UPDATE: A solid bipartisan House majority voted this afternoon to approve one of the 2011 session’s most contentious issues: cutting costs in the state-run worker compensation system. House Bill 2123 later passed the Senate and goes to Gov. Chris Gregoire for signing.
Despite organized labor’s rejection of the bill, the House vote was 69-to-26 in favor. House Democrats were split with 29 in favor, 25 opposed and two missing.
The compromise bill emerged from settlement talks that ended Sunday, led by Gov. Chris Gregoire who strongly supported the agreement.
The deal is welcomed by business as a step to lower rate increases for businesses and scorned by the Washington State Labor Council. The right-of-center Washington Policy Center questioned how much of the feared premium hikes can be avoided.

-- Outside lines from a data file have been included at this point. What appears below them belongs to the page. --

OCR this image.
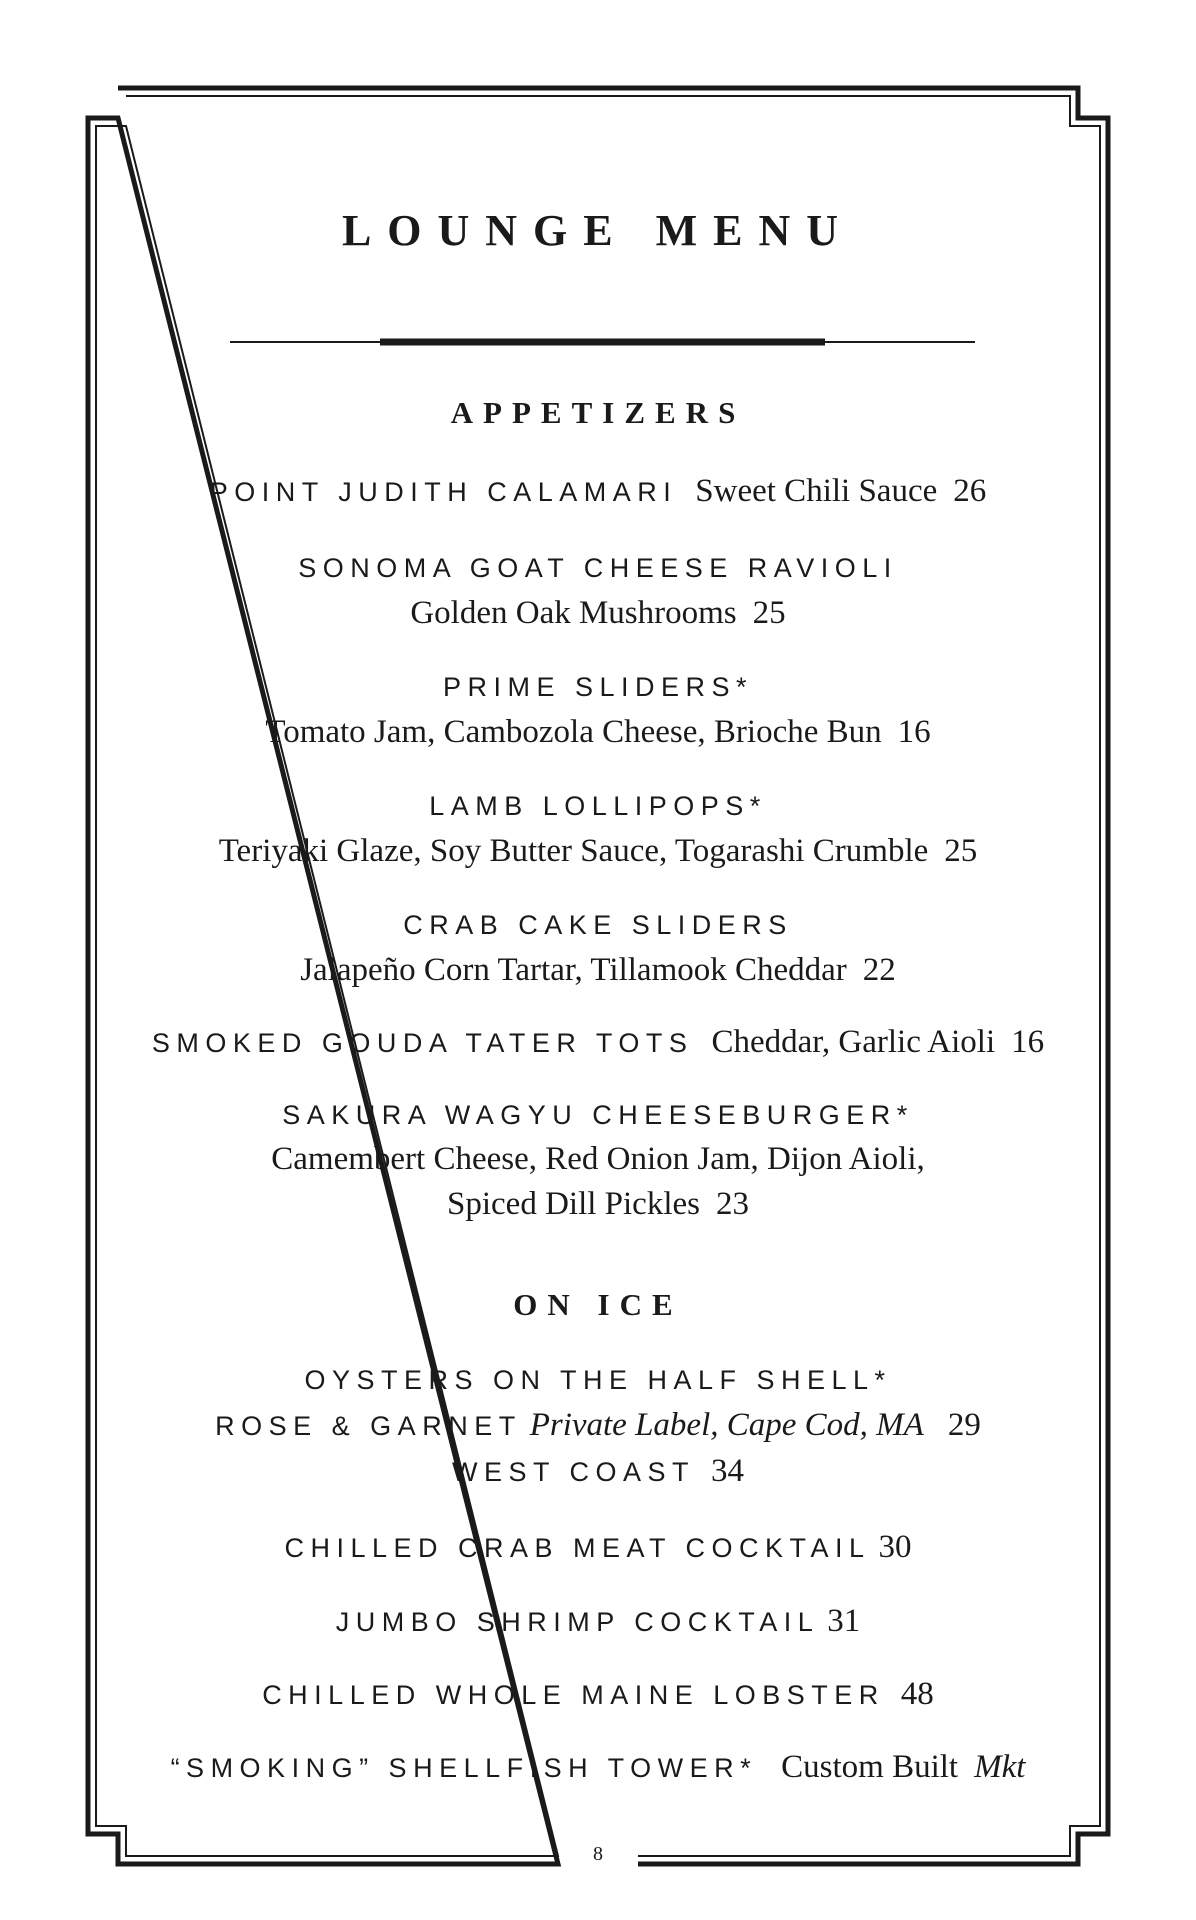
LOUNGE MENU
APPETIZERS
POINT JUDITH CALAMARI Sweet Chili Sauce 26
SONOMA GOAT CHEESE RAVIOLI
Golden Oak Mushrooms 25
PRIME SLIDERS*
Tomato Jam, Cambozola Cheese, Brioche Bun 16
LAMB LOLLIPOPS*
Teriyaki Glaze, Soy Butter Sauce, Togarashi Crumble 25
CRAB CAKE SLIDERS
Jalapeño Corn Tartar, Tillamook Cheddar 22
SMOKED GOUDA TATER TOTS Cheddar, Garlic Aioli 16
SAKURA WAGYU CHEESEBURGER*
Camembert Cheese, Red Onion Jam, Dijon Aioli,
Spiced Dill Pickles 23
ON ICE
OYSTERS ON THE HALF SHELL*
ROSE & GARNET Private Label, Cape Cod, MA 29
WEST COAST 34
CHILLED CRAB MEAT COCKTAIL 30
JUMBO SHRIMP COCKTAIL 31
CHILLED WHOLE MAINE LOBSTER 48
“SMOKING” SHELLFISH TOWER* Custom Built Mkt
8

The reform package is expected to save more than $1 billion in the insurance trust fund over four years, according to an analysis from the Governor’s Office that included two major pieces of legislation already passed to improve the treatment of injured workers.
The most controversial element of the package, called a “structured settlement,” allows permanently injured workers to take a series of lump-sum payments to settle lifetime claims and is expected to save more than half of the money in the legislation, according to that analysis.

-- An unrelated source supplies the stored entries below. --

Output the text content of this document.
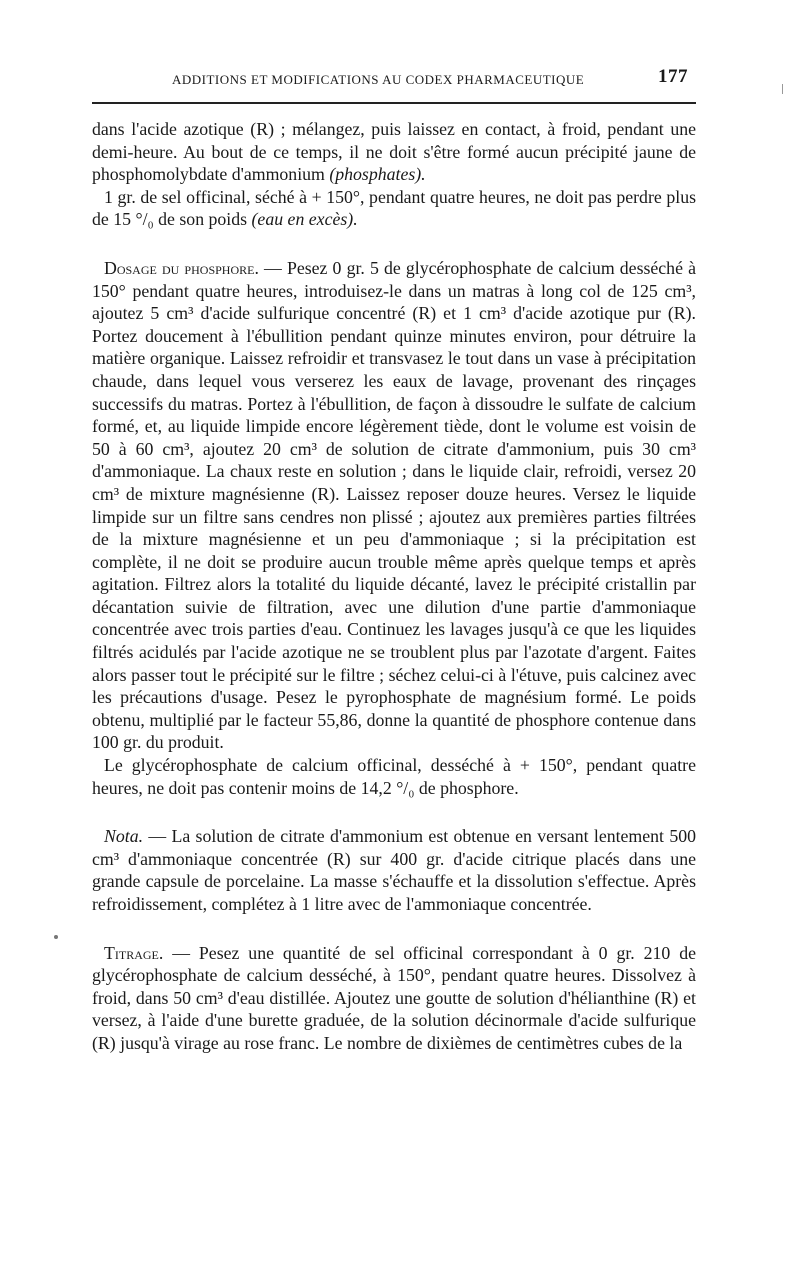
ADDITIONS ET MODIFICATIONS AU CODEX PHARMACEUTIQUE	177

dans l'acide azotique (R) ; mélangez, puis laissez en contact, à froid, pendant une demi-heure. Au bout de ce temps, il ne doit s'être formé aucun précipité jaune de phosphomolybdate d'ammonium (phosphates).

1 gr. de sel officinal, séché à + 150°, pendant quatre heures, ne doit pas perdre plus de 15 °/₀ de son poids (eau en excès).

Dosage du phosphore. — Pesez 0 gr. 5 de glycérophosphate de calcium desséché à 150° pendant quatre heures, introduisez-le dans un matras à long col de 125 cm³, ajoutez 5 cm³ d'acide sulfurique concentré (R) et 1 cm³ d'acide azotique pur (R). Portez doucement à l'ébullition pendant quinze minutes environ, pour détruire la matière organique. Laissez refroidir et transvasez le tout dans un vase à précipitation chaude, dans lequel vous verserez les eaux de lavage, provenant des rinçages successifs du matras. Portez à l'ébullition, de façon à dissoudre le sulfate de calcium formé, et, au liquide limpide encore légèrement tiède, dont le volume est voisin de 50 à 60 cm³, ajoutez 20 cm³ de solution de citrate d'ammonium, puis 30 cm³ d'ammoniaque. La chaux reste en solution ; dans le liquide clair, refroidi, versez 20 cm³ de mixture magnésienne (R). Laissez reposer douze heures. Versez le liquide limpide sur un filtre sans cendres non plissé ; ajoutez aux premières parties filtrées de la mixture magnésienne et un peu d'ammoniaque ; si la précipitation est complète, il ne doit se produire aucun trouble même après quelque temps et après agitation. Filtrez alors la totalité du liquide décanté, lavez le précipité cristallin par décantation suivie de filtration, avec une dilution d'une partie d'ammoniaque concentrée avec trois parties d'eau. Continuez les lavages jusqu'à ce que les liquides filtrés acidulés par l'acide azotique ne se troublent plus par l'azotate d'argent. Faites alors passer tout le précipité sur le filtre ; séchez celui-ci à l'étuve, puis calcinez avec les précautions d'usage. Pesez le pyrophosphate de magnésium formé. Le poids obtenu, multiplié par le facteur 55,86, donne la quantité de phosphore contenue dans 100 gr. du produit.

Le glycérophosphate de calcium officinal, desséché à + 150°, pendant quatre heures, ne doit pas contenir moins de 14,2 °/₀ de phosphore.

Nota. — La solution de citrate d'ammonium est obtenue en versant lentement 500 cm³ d'ammoniaque concentrée (R) sur 400 gr. d'acide citrique placés dans une grande capsule de porcelaine. La masse s'échauffe et la dissolution s'effectue. Après refroidissement, complétez à 1 litre avec de l'ammoniaque concentrée.

Titrage. — Pesez une quantité de sel officinal correspondant à 0 gr. 210 de glycérophosphate de calcium desséché, à 150°, pendant quatre heures. Dissolvez à froid, dans 50 cm³ d'eau distillée. Ajoutez une goutte de solution d'hélianthine (R) et versez, à l'aide d'une burette graduée, de la solution décinormale d'acide sulfurique (R) jusqu'à virage au rose franc. Le nombre de dixièmes de centimètres cubes de la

Twenty-five Democrats and one Republican voted against, including:
** Republican Rep. Paul Harris of Vancouver voted against the measure.
The 29 Democrats and 40 Republicans voting in favor included South Sound:
** Democratic Reps. Fred Finn, Thurston County; Tami Green, Lakewood; Kathy Haigh, Shelton; Chris Hurst, Enumclaw; Laurie Jinkins, Tacoma; Troy Kelley, Tacoma; and Larry Seaquist, Gig Harbor.

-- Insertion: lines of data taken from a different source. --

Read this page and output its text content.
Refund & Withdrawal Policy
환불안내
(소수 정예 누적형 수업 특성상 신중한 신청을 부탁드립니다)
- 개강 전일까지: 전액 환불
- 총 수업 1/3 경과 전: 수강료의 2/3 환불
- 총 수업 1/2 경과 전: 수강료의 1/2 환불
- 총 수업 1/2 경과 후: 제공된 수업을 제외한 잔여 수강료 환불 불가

Republican Rep. Jim McCune of Graham was absent (along with two Democrats).
The labor council was unable to say immediately if it would or would not mount a referendum or initiative to overturn the changes. The House approved an emergency-clause amendment from Republican Rep. Barbara Bailey, who is a frequent critic of emergency clauses, which would prevent a referendum. A referendum requires half the voter signatures and allows a bit more time to collect them than does an initiative.
UPDATES to original 5:36 p.m. post fix Rep. Hurst's name, corrects Rep. Darneille's vote to yes, and adds Senate passage.
UPDATE: The bill passed the Senate on a 35-to-12 vote with two lawmakers absent.